Petteri Tiippana, assistant director of STUK, the Finnish nuclear safety authority, said that a government-commissioned inquiry into quality and safety allegations made by the environmental lobby group Greenpeace had found no evidence of transgressions.
On the 35 load-bearing welded joints inspected by STUK, "the welding procedures, the qualification of the welders, the welds themselves are well done", he said.
On the thousands of non-load bearing joints which are not inspected by STUK, "the welds were made by qualified welders and systematic inspections were made", he went on to point out.
Mr Tiippana also refuted allegations made in a television documentary broadcast that Bouygues employees had been banned from discussing safety concerns.

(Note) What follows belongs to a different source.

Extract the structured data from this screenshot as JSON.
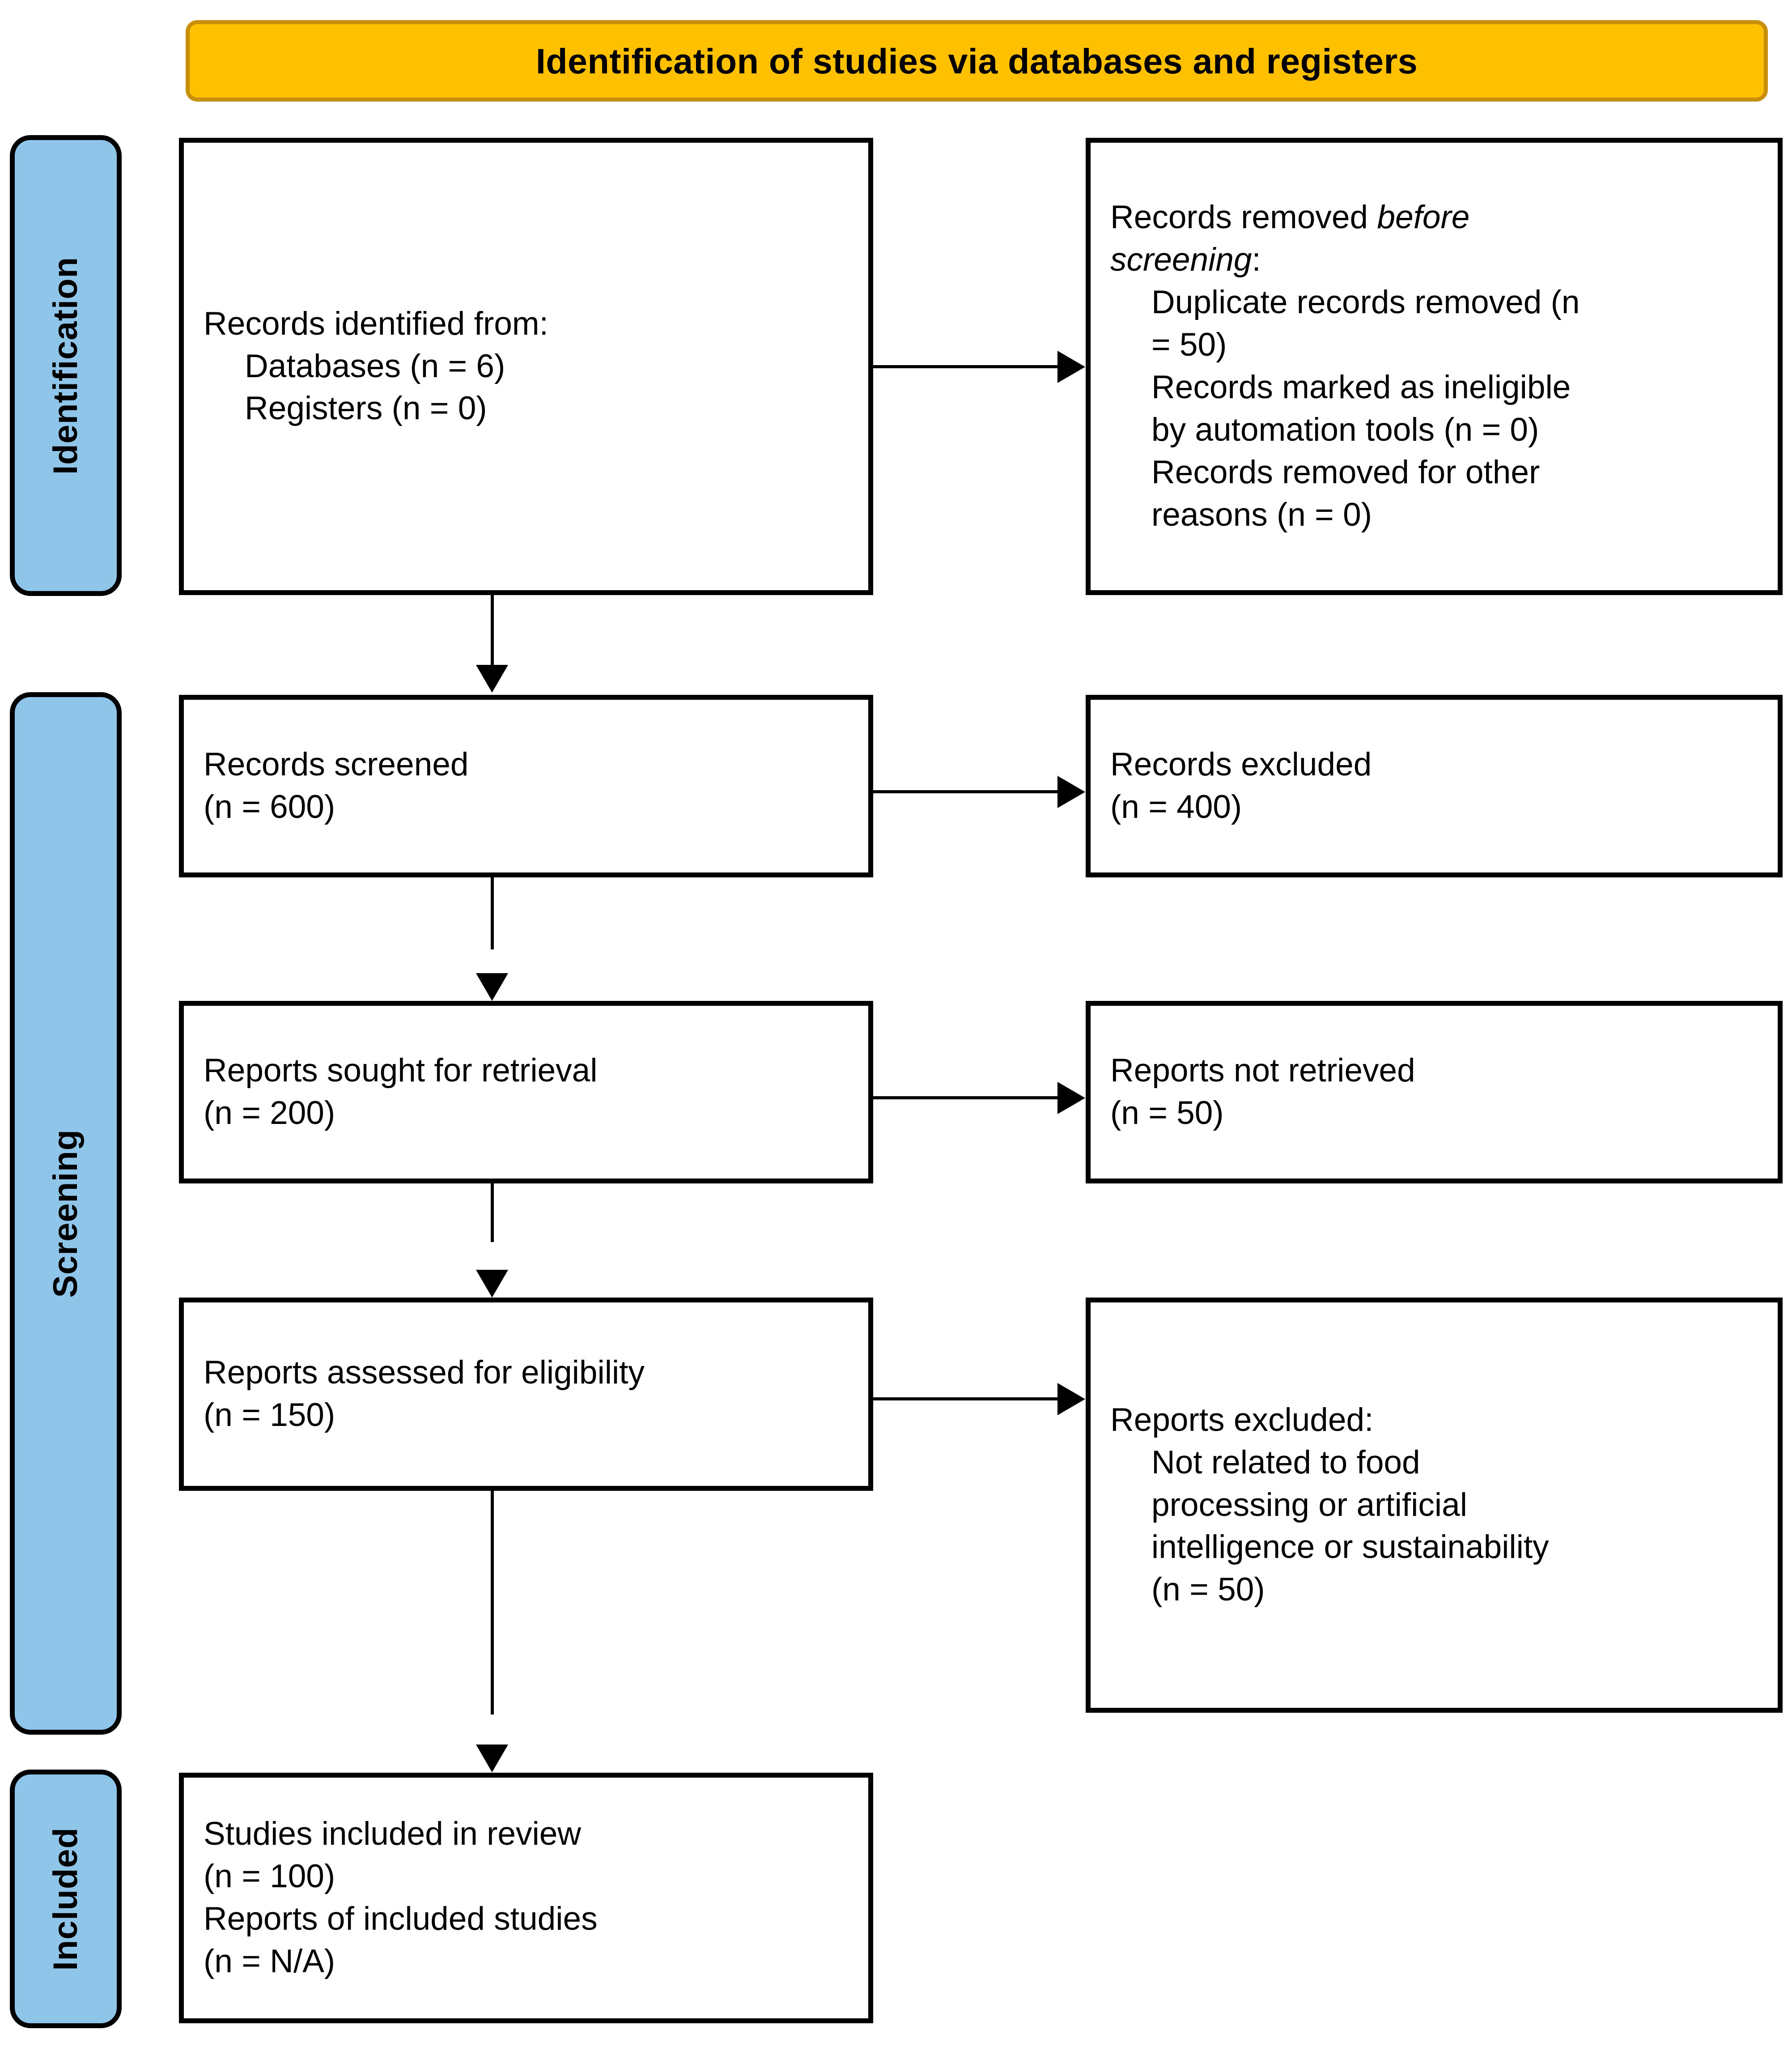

The inquiry found no such rules and STUK inspectors had not had any problems discussing safety with them. However, workers had to seek approval before talking to anyone off-site, such as journalists.
STUK said it had been convinced by the Bouygues project manager "that all employees are obliged to report... any safety-related deviances.

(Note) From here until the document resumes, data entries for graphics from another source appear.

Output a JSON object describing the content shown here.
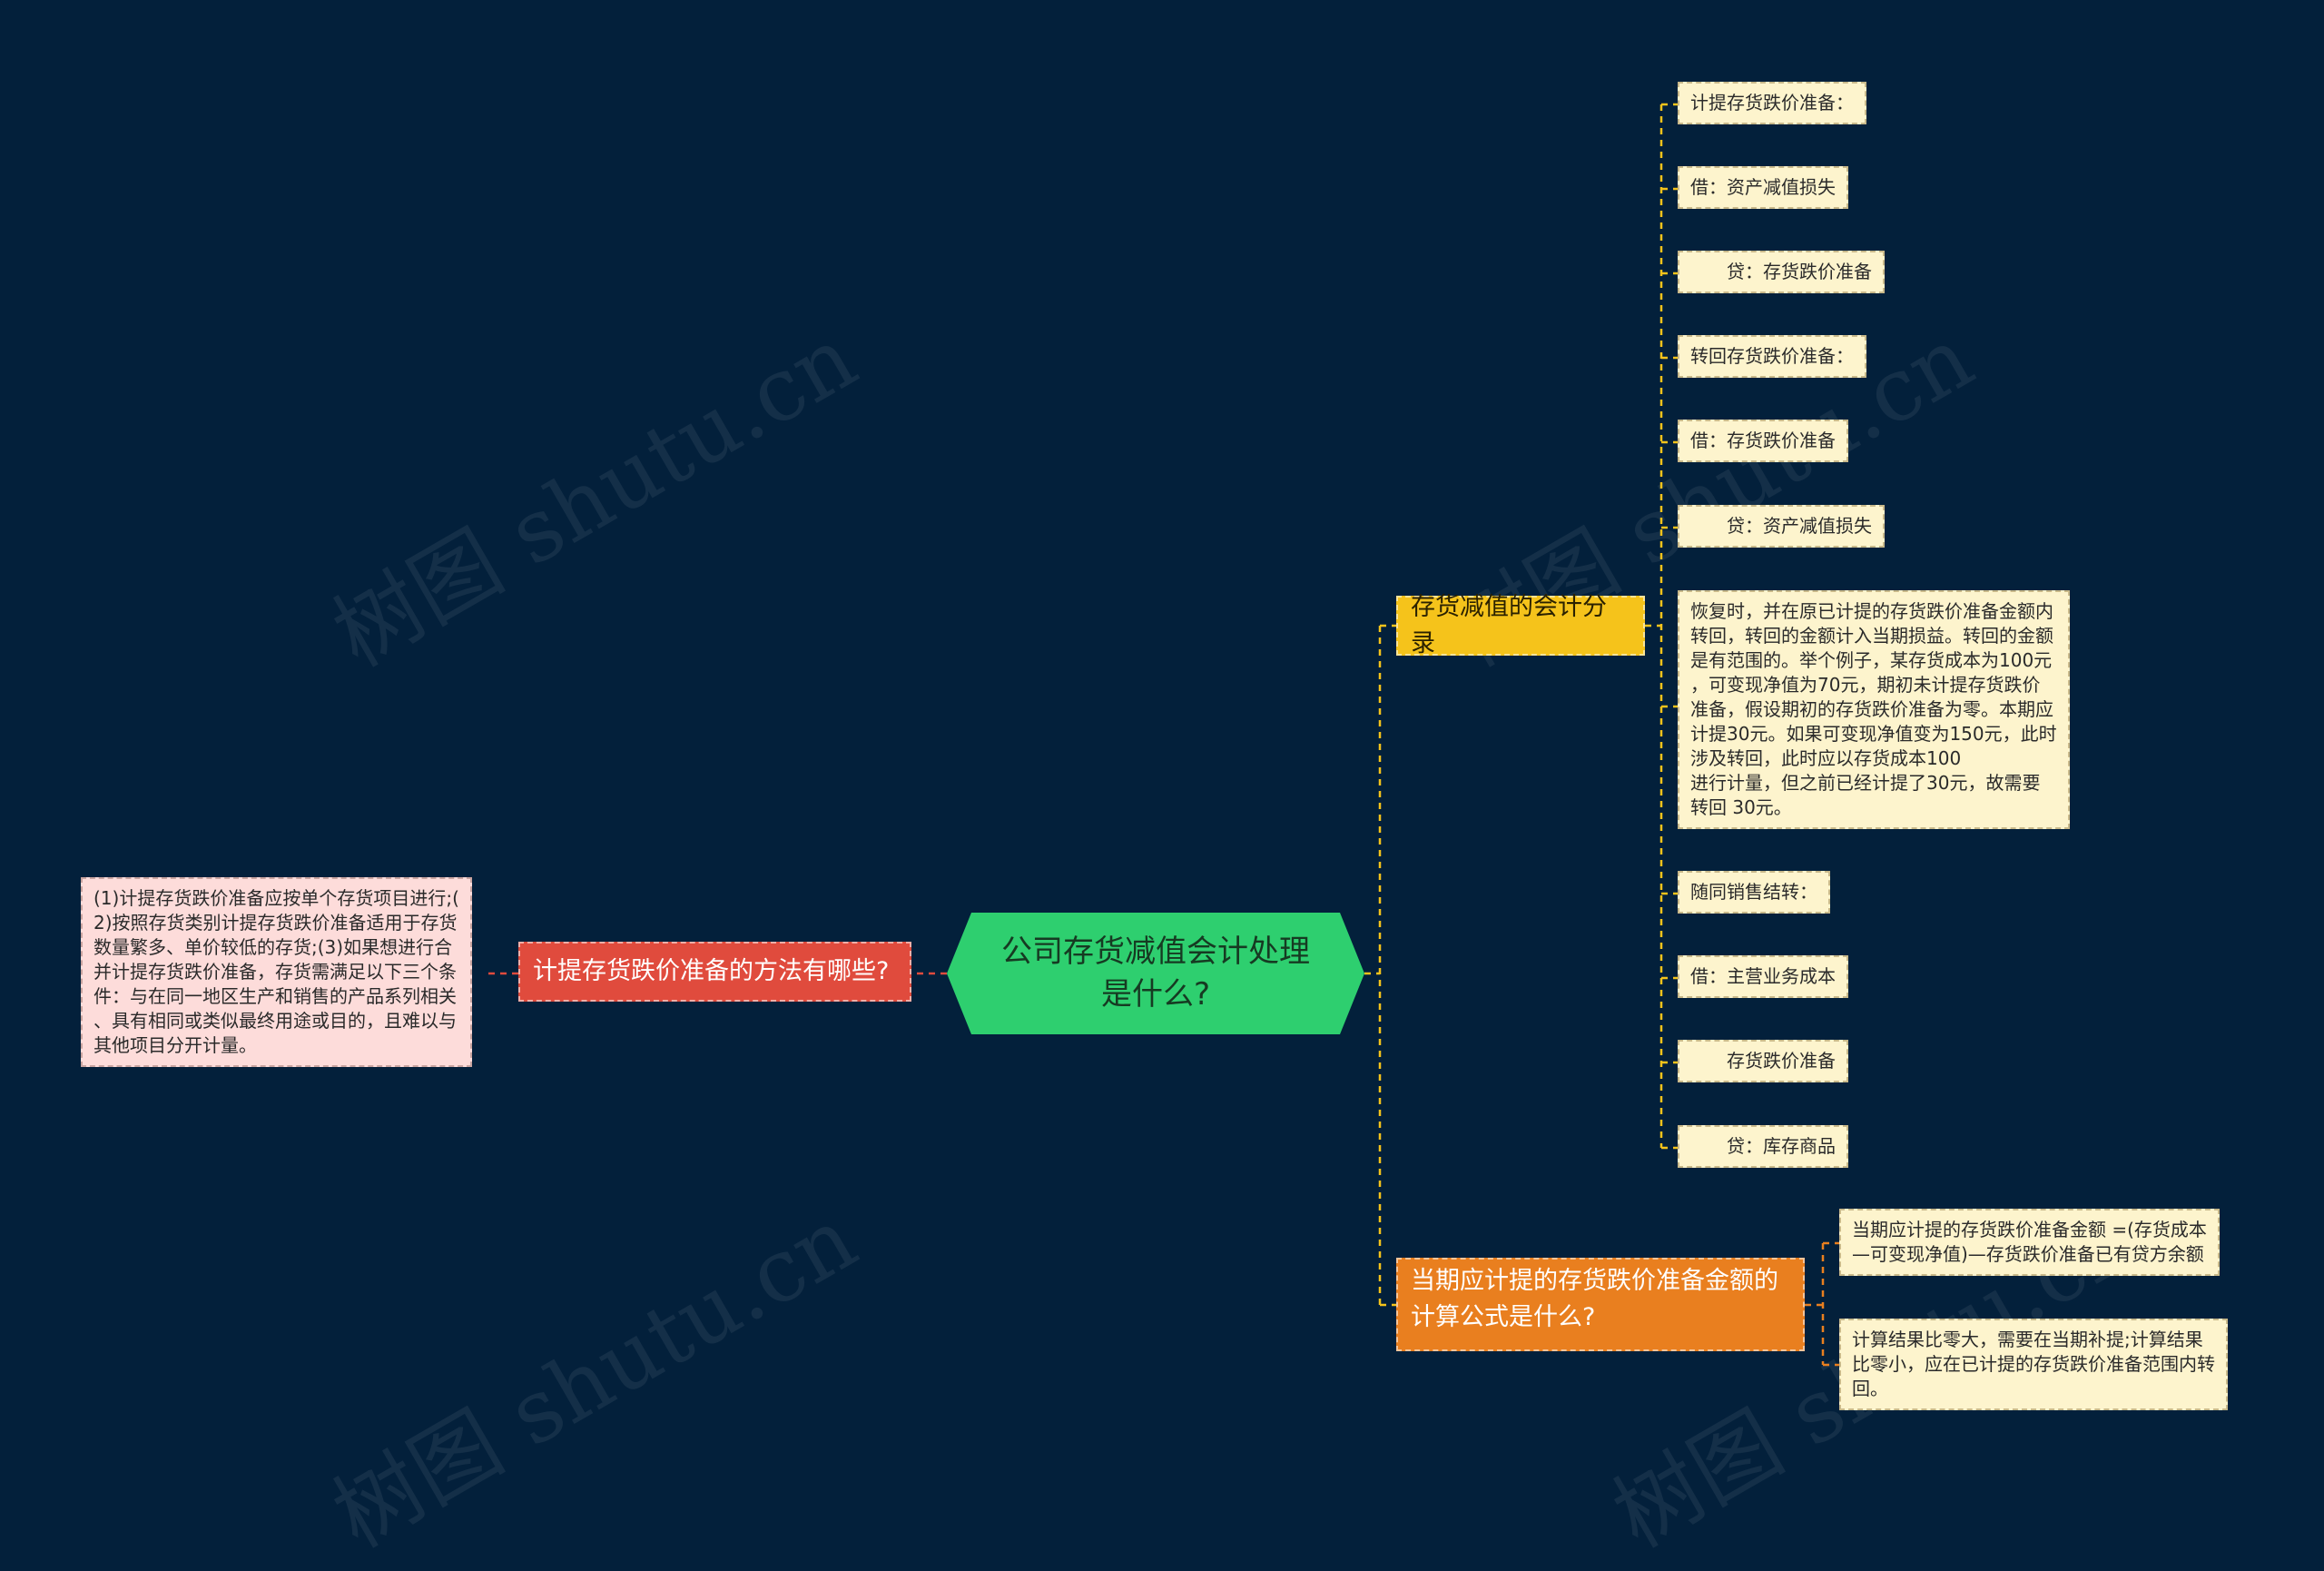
{
  "center": {
    "label": "公司存货减值会计处理是什么?"
  },
  "left_branch": {
    "label": "计提存货跌价准备的方法有哪些?",
    "leaf": "(1)计提存货跌价准备应按单个存货项目进行;(\n2)按照存货类别计提存货跌价准备适用于存货\n数量繁多、单价较低的存货;(3)如果想进行合\n并计提存货跌价准备，存货需满足以下三个条\n件：与在同一地区生产和销售的产品系列相关\n、具有相同或类似最终用途或目的，且难以与\n其他项目分开计量。"
  },
  "right_branches": [
    {
      "label": "存货减值的会计分录",
      "color": "#f5c31b",
      "leaves": [
        "计提存货跌价准备：",
        "借：资产减值损失",
        "　　贷：存货跌价准备",
        "转回存货跌价准备：",
        "借：存货跌价准备",
        "　　贷：资产减值损失",
        "恢复时，并在原已计提的存货跌价准备金额内\n转回，转回的金额计入当期损益。转回的金额\n是有范围的。举个例子，某存货成本为100元\n，可变现净值为70元，期初未计提存货跌价\n准备，假设期初的存货跌价准备为零。本期应\n计提30元。如果可变现净值变为150元，此时\n涉及转回，此时应以存货成本100\n进行计量，但之前已经计提了30元，故需要\n转回 30元。",
        "随同销售结转：",
        "借：主营业务成本",
        "　　存货跌价准备",
        "　　贷：库存商品"
      ]
    },
    {
      "label": "当期应计提的存货跌价准备金额的计算公式是什么?",
      "color": "#e97f1f",
      "leaves": [
        "当期应计提的存货跌价准备金额 =(存货成本\n—可变现净值)—存货跌价准备已有贷方余额",
        "计算结果比零大，需要在当期补提;计算结果\n比零小，应在已计提的存货跌价准备范围内转\n回。"
      ]
    }
  ],
  "watermark": "树图 shutu.cn",
  "colors": {
    "background": "#03203b",
    "center": "#2ecf6f",
    "left_branch": "#e04b3d",
    "leaf": "#fdf4cd",
    "leaf_pink": "#fddcda",
    "connector": "#f5c31b"
  }
}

"Deviances are documented and fixed according to the quality system."
STUK said it would check this documentation.
Bouygues said that the issue was now closed and it would not comment further.

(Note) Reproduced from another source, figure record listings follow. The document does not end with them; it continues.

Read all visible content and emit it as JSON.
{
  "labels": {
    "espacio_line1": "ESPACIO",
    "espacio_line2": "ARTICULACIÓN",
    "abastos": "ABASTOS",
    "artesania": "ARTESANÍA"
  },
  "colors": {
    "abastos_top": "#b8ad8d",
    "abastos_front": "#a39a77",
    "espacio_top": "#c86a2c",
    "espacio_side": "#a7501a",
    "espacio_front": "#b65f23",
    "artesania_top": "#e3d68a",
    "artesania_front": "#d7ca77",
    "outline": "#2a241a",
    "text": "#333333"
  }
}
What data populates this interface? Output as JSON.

Nonetheless, the controversy was taken seriously by the French construction group, which this summer was criticized along with power utility EDF for organisation of work on concrete reinforcement in a EPR reactor which is being built in Normandy.
Areva said it was delighted with STUK's public statement as "delivering a safe EPR reactor is an absolute priority for us".
Finland's Olkiluoto3 EPR reactor is being built by a consortium led by Areva.
It is the world's first so-called third-generation nuclear reactor, an Areva design and the group's first turnkey project, has been fraught with problems and is currently running two years late and at least 1bn ($1.47bn) over budget.